G. B. Burlotto | Piedmont
The first time I visited Italy, I landed in Turino and was quickly swept away into the heart of Barolo, an area I knew and appreciated (which is putting it lightly) but didn’t realize how intensely captivating it would become. It was pitch black evening when I arrived and I was escorted by a producer into the small town of La Morra where a group of us oenophiles stayed up until an outrageous hour consuming numerous vintages of Barolo from a variety of cru sites and producers paired with tantalizing melt-in-your-mouth prosciutto and carne crudo. That night I knew I landed in one of the regions of my dreams.
Fast forward a number of years to when I joined Metrovino and stumbled upon a handful of producers I was not overly familiar with due to their exclusivity in this shop. Having devoted the past 4 years of my career strictly to Italian wines, naturally I gravitated towards that section of the store and started tasting my way through. It was here that I met the first wines I loved so much that I pushed them upon people until they were gone for the year – and both of them happened to be from the same producer, who of course has an extensive history within Piedmont; Comm G.B. Burlotto.

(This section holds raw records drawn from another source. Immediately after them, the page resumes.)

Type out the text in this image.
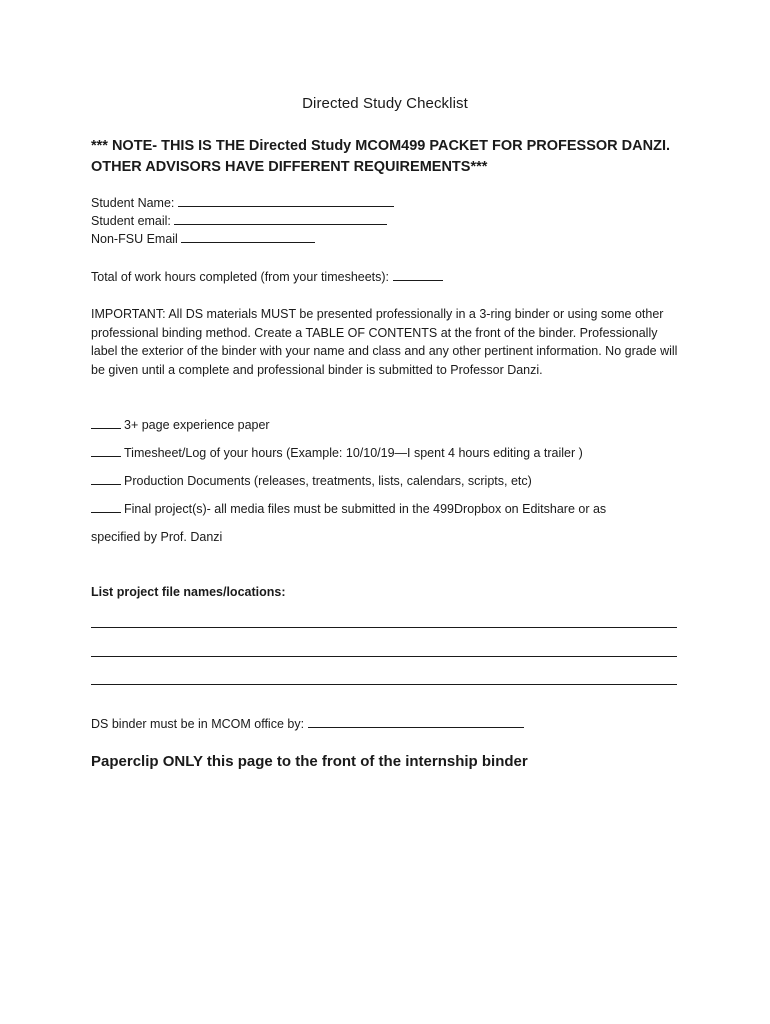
Directed Study Checklist
*** NOTE- THIS IS THE Directed Study MCOM499 PACKET FOR PROFESSOR DANZI. OTHER ADVISORS HAVE DIFFERENT REQUIREMENTS***
Student Name:
Student email:
Non-FSU Email
Total of work hours completed (from your timesheets):
IMPORTANT: All DS materials MUST be presented professionally in a 3-ring binder or using some other professional binding method. Create a TABLE OF CONTENTS at the front of the binder. Professionally label the exterior of the binder with your name and class and any other pertinent information. No grade will be given until a complete and professional binder is submitted to Professor Danzi.
3+ page experience paper
Timesheet/Log of your hours (Example: 10/10/19—I spent 4 hours editing a trailer )
Production Documents (releases, treatments, lists, calendars, scripts, etc)
Final project(s)- all media files must be submitted in the 499Dropbox on Editshare or as
specified by Prof. Danzi
List project file names/locations:
DS binder must be in MCOM office by:
Paperclip ONLY this page to the front of the internship binder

The namesake of the estate, Giovan Battista (G.B.) Burlotto, spent seventy-seven years as a winemaker and his accomplishments were revered worldwide. He was the official supplier to the house of Savoy, which once ruled Piedmont, not only making himself well known but also his village of origin – Verduno. He was the pioneer in the area of selling wine in bottles rather than in casks – a feat that followed the trend in the time in Bordeaux and forever changed the way we consume wine as well as the wines we across the pond have access to. Following G.B.’s death in 1927, the Burlotto estate faded as that same revolutionary ideology was not matched until the current winemaker, G.B.’s great-great-grandson Fabio Alessandria, took over. Fabio has continued the legacy of mind-boggling Barolo from the famous cru sites of Monvigliero and Cannubi Cru, as well as production of other varieties ideal for the Verduno area which includes the incredibly value priced and rapaciously pleasing Pelaverga.
The Burlotto estate is comprised of 12 hectares, 9 of which are situated in the northernmost commune of Verduno - known for the ideal and comprehensively south facing orientation, and 12/12 hectares known for producing wines you should put in your glass.